A, Average input resistance (left), membrane capacitance (middle), or resting potential (right) did not significantly differ between control and R-CaMP1.07 groups. Error bars, s.e.m. (n = 7 cells each). P>0.05, Student’s t-test. B, Representative spontaneous EPSCs recorded from a control and R-CaMP1.07-expressing cell at a holding potential of −70 mV (left). Cumulative probability of amplitudes of EPSCs is shown in the middle panel (Control, n = 11062 events; R-CaMP1.07, n = 10265 events). P>0.05, Kolmogorov-Smirnov test. Frequency of EPSCs is shown in the right panel. Error bars, s.e.m. (n = 7 cells each). P>0.05, Student’s t-test.

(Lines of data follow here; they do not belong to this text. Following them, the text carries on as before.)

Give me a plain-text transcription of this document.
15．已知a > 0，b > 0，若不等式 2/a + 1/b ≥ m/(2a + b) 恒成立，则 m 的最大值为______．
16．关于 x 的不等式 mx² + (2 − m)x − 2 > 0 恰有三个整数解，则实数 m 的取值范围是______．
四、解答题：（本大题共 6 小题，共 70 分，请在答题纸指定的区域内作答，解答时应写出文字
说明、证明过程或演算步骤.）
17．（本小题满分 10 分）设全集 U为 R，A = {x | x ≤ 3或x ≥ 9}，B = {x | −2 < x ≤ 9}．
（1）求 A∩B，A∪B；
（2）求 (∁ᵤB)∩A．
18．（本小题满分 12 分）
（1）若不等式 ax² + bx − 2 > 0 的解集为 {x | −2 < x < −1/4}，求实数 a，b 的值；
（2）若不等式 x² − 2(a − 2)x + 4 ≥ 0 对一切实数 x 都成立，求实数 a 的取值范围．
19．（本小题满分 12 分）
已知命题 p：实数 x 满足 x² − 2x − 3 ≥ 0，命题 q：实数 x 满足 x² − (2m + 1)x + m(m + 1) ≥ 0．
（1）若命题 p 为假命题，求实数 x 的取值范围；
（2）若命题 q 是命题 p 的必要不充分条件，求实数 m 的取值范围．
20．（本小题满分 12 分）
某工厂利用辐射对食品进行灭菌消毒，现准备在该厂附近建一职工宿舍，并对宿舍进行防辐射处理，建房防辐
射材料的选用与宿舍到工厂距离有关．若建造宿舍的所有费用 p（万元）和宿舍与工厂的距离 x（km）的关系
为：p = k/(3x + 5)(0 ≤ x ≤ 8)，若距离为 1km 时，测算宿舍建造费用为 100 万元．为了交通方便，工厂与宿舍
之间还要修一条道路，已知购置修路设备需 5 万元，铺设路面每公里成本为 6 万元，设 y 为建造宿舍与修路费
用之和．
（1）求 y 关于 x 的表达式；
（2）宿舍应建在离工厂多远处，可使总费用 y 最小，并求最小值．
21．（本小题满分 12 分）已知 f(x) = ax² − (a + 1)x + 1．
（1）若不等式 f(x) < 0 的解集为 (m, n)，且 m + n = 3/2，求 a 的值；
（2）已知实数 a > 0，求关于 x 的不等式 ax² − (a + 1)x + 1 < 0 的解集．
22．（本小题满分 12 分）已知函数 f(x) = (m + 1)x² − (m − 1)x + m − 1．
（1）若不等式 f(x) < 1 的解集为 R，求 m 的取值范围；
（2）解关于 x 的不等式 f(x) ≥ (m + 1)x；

Figure 4. Simultaneous monitoring and manipulation of neuronal activity by co-expression of R-CaMP1.07 and ChR2.

A, A projection image of a CA3 pyramidal cell expressing R-CaMP1.07 and ChR2. The cell was whole-cell recorded to measure the number of APs. B, Imaging of ChR2-triggered-APs by changes in the R-CaMP1.07 fluorescence (top). APs were evoked by a pulse of 470-nm light with a duration of 300 to 3000 ms (blue region indicates time of photostimulation). Putative Ca²⁺ increases during the photostimulation are represented by broken lines (Bottom). The number of APs was recorded using the current-clamp mode. C, ΔF/F amplitude of the R-CaMP1.07 responses as a function of the number of APs induced by photostimulation. The peak ΔF/F amplitudes were calculated from the first frames after termination of the photostimulation. Individual data are plotted as black dots and their averages are shown in red. Error bars, s.e.m. (n = 4 cells).